July 11th 2012 I bought a brand new Fuji camera. I only bought it because it was on special and came as a bundle. I even got 50 bucks back as part of a cashback offer, so I figured what a deal! It occasionally gave a message of please turn off camera and turn it back on again when taking photos but it didn’t bother me too much because funnily enough I hardly really used it. Then one day i went to turn it on and the lens would not pop out. I could hear the motor try and whur as it ground away at the lens casing, but no joy. So off to the shop where my partner took it in (I got to stay in the car with the kids! Great!). They grilled her on whether we had used it outside or at a beach and that it can happen if the camera is used a lot. Well, it is a camera and if I didn’t want to use it I would not have bought it. Like I said, I hardly used it. So anyway, we leave it and it goes to Fuji and comes back with a firmware update and all fixed. Cool!

Then my second child’ 5th birthday, grab the camera – please turn off the camera and turn it back in it says! At this point I realised that this was the “normal” behaviour of this camera all the time I have owned it and it is not good… not good at all. So now it sits waiting for me to pick it up a second time, but this time it has a while new lens bit. I am sure there is a more technical term like aperture, but I am really not a big camera buff.
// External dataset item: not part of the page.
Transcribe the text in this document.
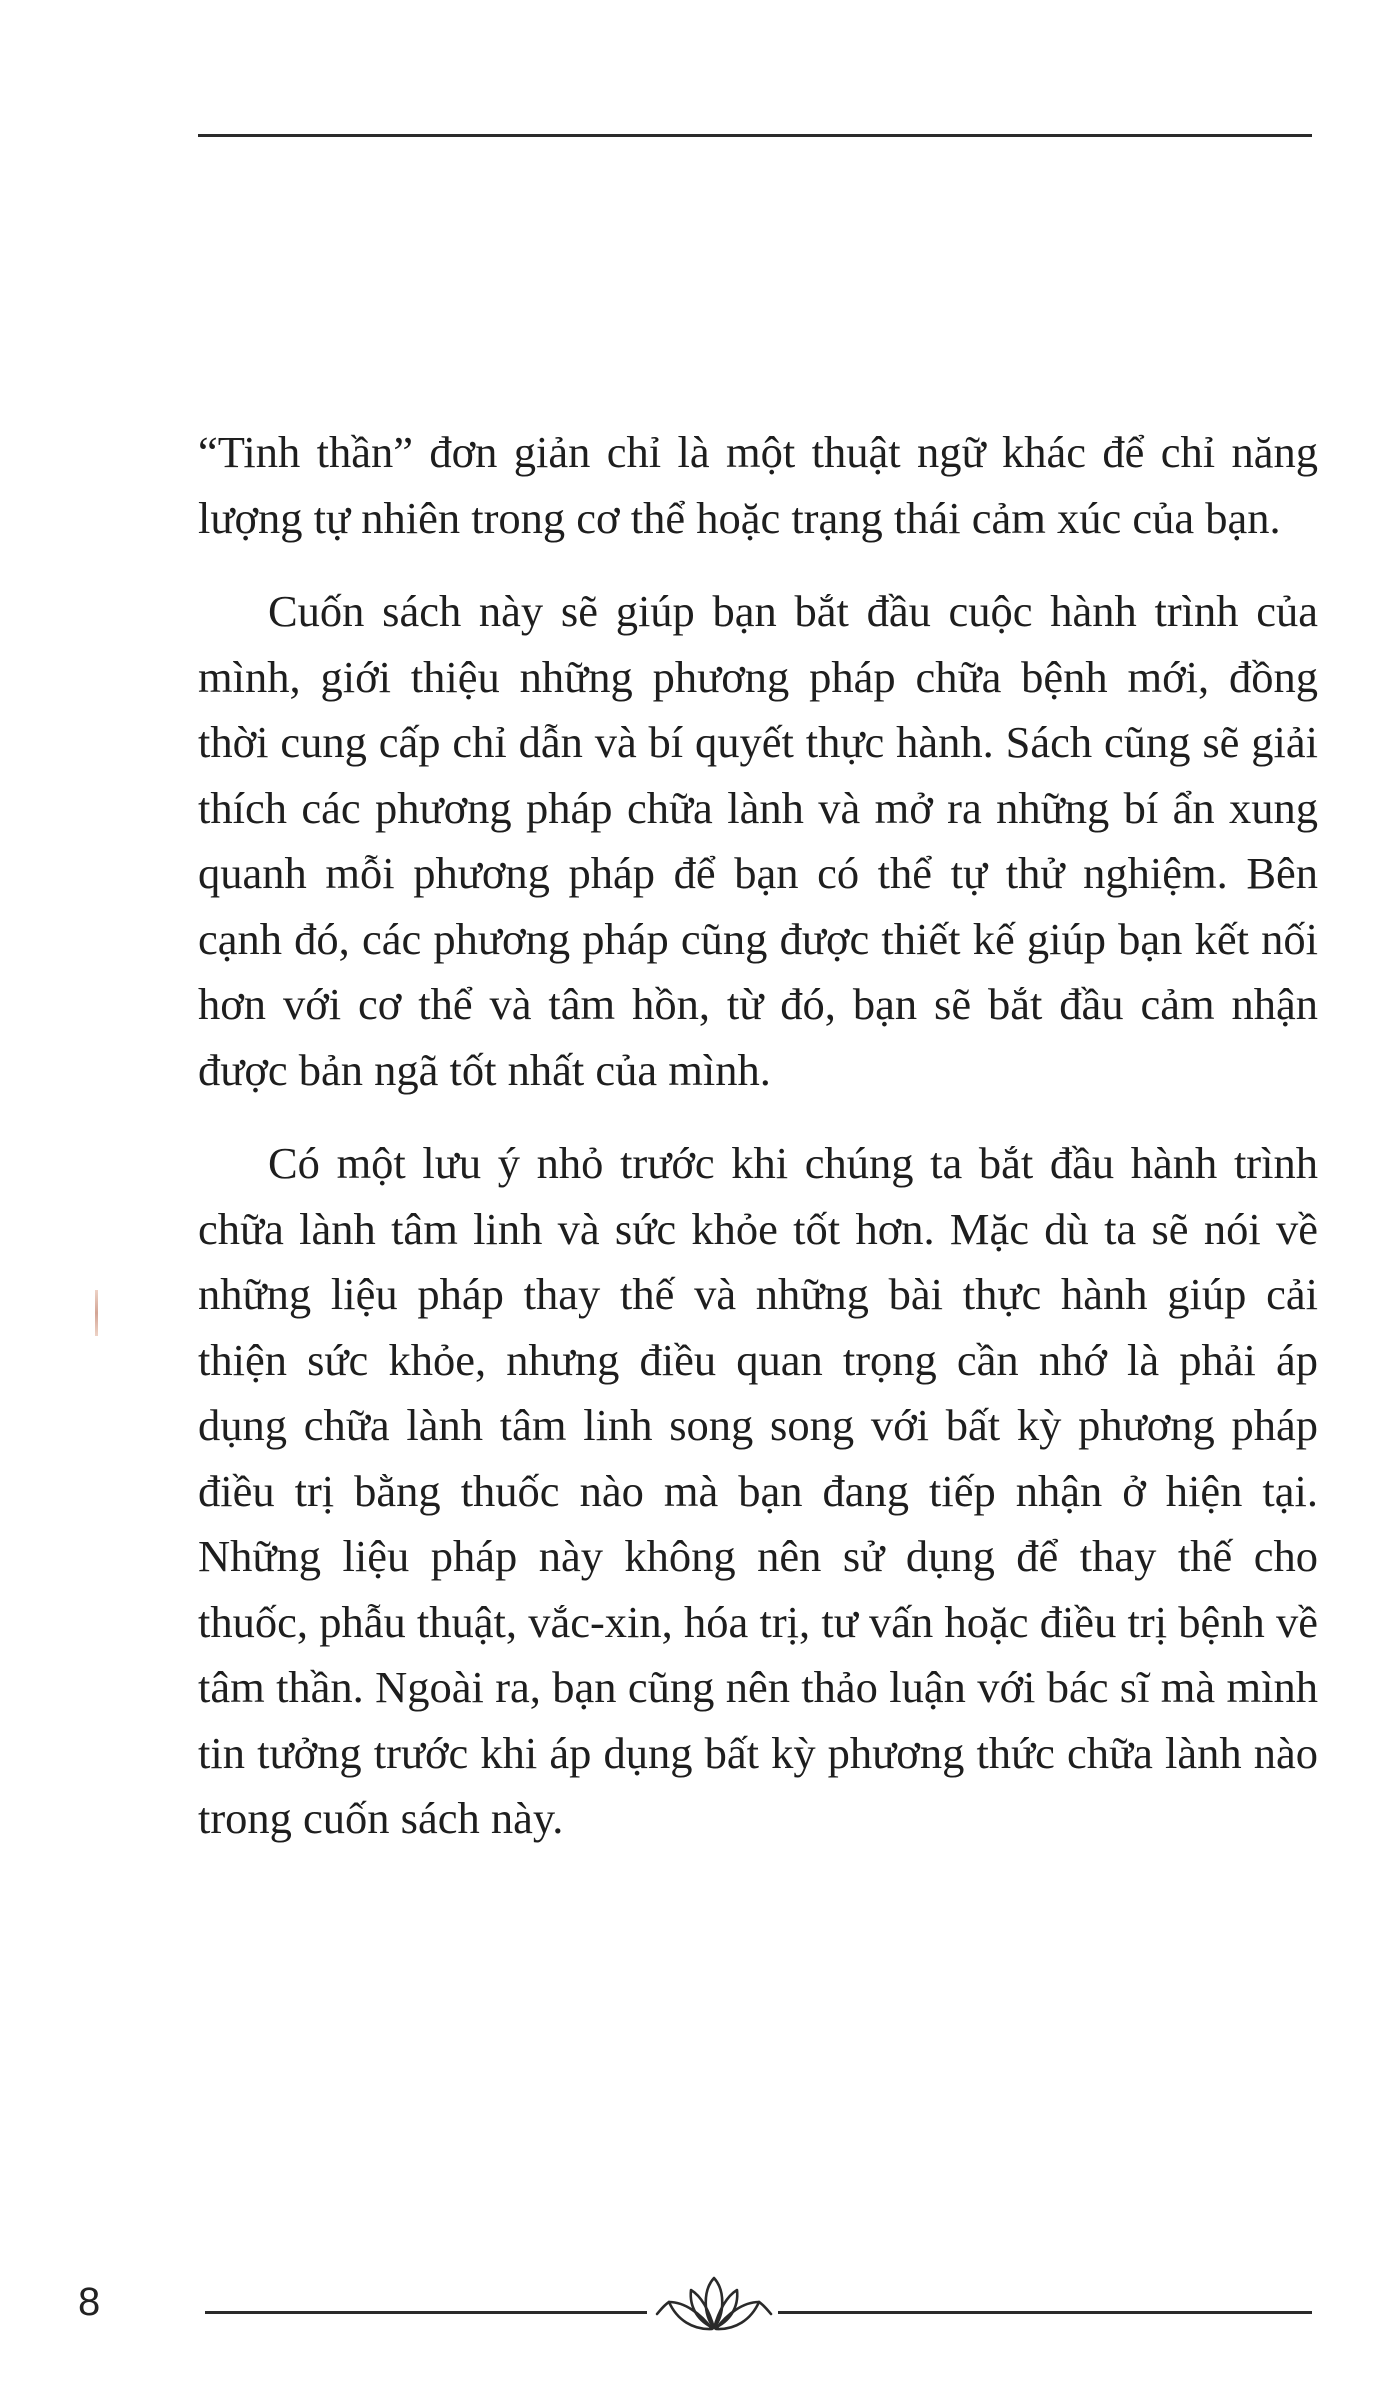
“Tinh thần” đơn giản chỉ là một thuật ngữ khác để chỉ năng lượng tự nhiên trong cơ thể hoặc trạng thái cảm xúc của bạn.

Cuốn sách này sẽ giúp bạn bắt đầu cuộc hành trình của mình, giới thiệu những phương pháp chữa bệnh mới, đồng thời cung cấp chỉ dẫn và bí quyết thực hành. Sách cũng sẽ giải thích các phương pháp chữa lành và mở ra những bí ẩn xung quanh mỗi phương pháp để bạn có thể tự thử nghiệm. Bên cạnh đó, các phương pháp cũng được thiết kế giúp bạn kết nối hơn với cơ thể và tâm hồn, từ đó, bạn sẽ bắt đầu cảm nhận được bản ngã tốt nhất của mình.

Có một lưu ý nhỏ trước khi chúng ta bắt đầu hành trình chữa lành tâm linh và sức khỏe tốt hơn. Mặc dù ta sẽ nói về những liệu pháp thay thế và những bài thực hành giúp cải thiện sức khỏe, nhưng điều quan trọng cần nhớ là phải áp dụng chữa lành tâm linh song song với bất kỳ phương pháp điều trị bằng thuốc nào mà bạn đang tiếp nhận ở hiện tại. Những liệu pháp này không nên sử dụng để thay thế cho thuốc, phẫu thuật, vắc-xin, hóa trị, tư vấn hoặc điều trị bệnh về tâm thần. Ngoài ra, bạn cũng nên thảo luận với bác sĩ mà mình tin tưởng trước khi áp dụng bất kỳ phương thức chữa lành nào trong cuốn sách này.

8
My point to all this is this all came about 2 weeks before the warranty was up and the attitude we got from the shop we originally took it back to was that it was a cheap camera and you wouldn’t get this problem with more expensive ones. OK, so it was $349NZD with rechargeable batteries and a stand and case. I could fill my car up three times or feed the family for a week, so it is a lot of money. Have we lost the value of money and come to accept that we live in a world where things simply do not last as we expect them to? Do you accept that if something breaks it is best to replace it than repair it? This my friend is called Planned Obsolescence. They have been doing it for years, as a means to stabilise economies following the great depression. Lightbulbs to stockings were all a target. They simply did not want them to last long, otherwise people would bot buy as regularly. makes perfect sense and without it the world would probably be a different place.